Madame Alberti était en effet vivement intéressée, et son esprit, rapide à saisir tous les aspects des choses, avait devancé de beaucoup la narration de Matteo en conjectures romanesques et merveilleuses qu’elle brûlait de voir vérifiées. Antonia n’avait pas une sensibilité moins vive; elle était, au contraire, plus irritable et plus avide d’émotions, mais elle les redoutait, parce que sa faiblesse l’exposait toujours à y céder. Quand Matteo eut commencé à exciter la curiosité de madame Alberti par les circonstances vagues et bizarres de son récit, elle s’était pressée contre sa sœur avec un frisson d’inquiétude et d’effroi dont elle cherchait à couvrir l’impression par un sourire.

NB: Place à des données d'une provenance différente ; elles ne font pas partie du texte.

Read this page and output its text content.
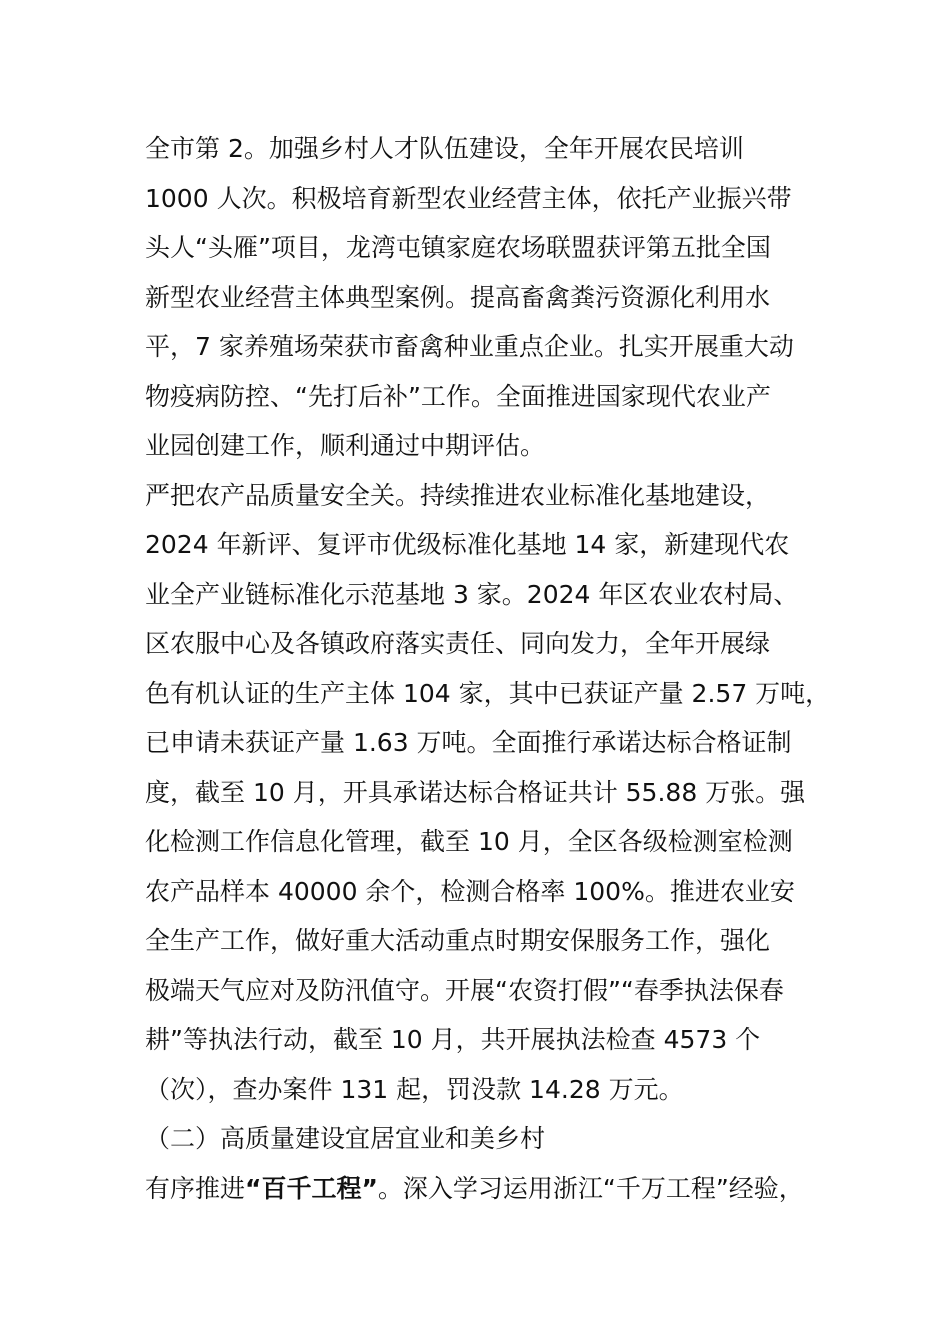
全市第 2。加强乡村人才队伍建设，全年开展农民培训
1000 人次。积极培育新型农业经营主体，依托产业振兴带
头人“头雁”项目，龙湾屯镇家庭农场联盟获评第五批全国
新型农业经营主体典型案例。提高畜禽粪污资源化利用水
平，7 家养殖场荣获市畜禽种业重点企业。扎实开展重大动
物疫病防控、“先打后补”工作。全面推进国家现代农业产
业园创建工作，顺利通过中期评估。
严把农产品质量安全关。持续推进农业标准化基地建设，
2024 年新评、复评市优级标准化基地 14 家，新建现代农
业全产业链标准化示范基地 3 家。2024 年区农业农村局、
区农服中心及各镇政府落实责任、同向发力，全年开展绿
色有机认证的生产主体 104 家，其中已获证产量 2.57 万吨，
已申请未获证产量 1.63 万吨。全面推行承诺达标合格证制
度，截至 10 月，开具承诺达标合格证共计 55.88 万张。强
化检测工作信息化管理，截至 10 月，全区各级检测室检测
农产品样本 40000 余个，检测合格率 100%。推进农业安
全生产工作，做好重大活动重点时期安保服务工作，强化
极端天气应对及防汛值守。开展“农资打假”“春季执法保春
耕”等执法行动，截至 10 月，共开展执法检查 4573 个
（次），查办案件 131 起，罚没款 14.28 万元。
（二）高质量建设宜居宜业和美乡村
有序推进“百千工程”。深入学习运用浙江“千万工程”经验，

« Ce que je sais du seigneur Lothario, — reprit gravement Matteo, qui s’était assis pour obéir à madame Alberti, — ne m’est connu, comme je vous l’ai dit, mes illustres dames, que par le bruit public. C’est un jeune homme de la plus belle figure, qui paraît de temps en temps à Venise avec le train d’un prince, et qui semble pourtant n’avoir cherché l’habitation d’une grande ville que pour trouver l’occasion de répandre des libéralités plus abondantes parmi les pauvres, car il fréquente peu la société, et on ne lui a presque point connu d’habitudes et d’amitiés familières ni en hommes ni en femmes. Il visite quelquefois une famille malheureuse pour lui porter un secours; passionné pour les arts, qu’il cultive avec succès, il recherche quelquefois la conversation et les conseils de ceux qui les exercent. Hors de ces rapports-là, qu’il borne avec un soin extraordinaire, il vit presque solitaire dans Venise. Il n’est pas entré dix fois dans une maison particulière, il ne correspond avec personne; cela est au point que jamais homme n’a été assez avant dans son intimité pour savoir le nom de sa famille, ou pour connaître le lieu de sa naissance, ou pour former une conjecture fondée sur le mystère de sa vie. Il est vrai qu’il a beaucoup de domestiques, mais tous lui sont étrangers, parce qu’il en change chaque fois qu’il voyage, et qu’il se procure à Venise même ceux qui doivent le servir pendant qu’il y réside. Ses relations hors de sa maison ne donnent pas plus de lumières. Depuis qu’on le connaît, jamais la poste ne lui a apporté une lettre, les banquiers ne lui ont pas fourni un sequin. Les révolutions des États ne changent pas la moindre chose à sa position; dans les temps orageux, il ne s’éloigne pas plus que d’ordinaire; et quand les voyageurs sont soumis à des formalités de précaution, ses papiers se trouvent toujours signés de l’autorité qui gouverne, sous ce simple nom de Lothario, qu’une pareille circonstance rendrait suspect, si l’on ne savait que cette foule de bonnes actions qui s’y rattachent l’ont recommandé aux hommes puissants de toutes les époques et de tous les partis.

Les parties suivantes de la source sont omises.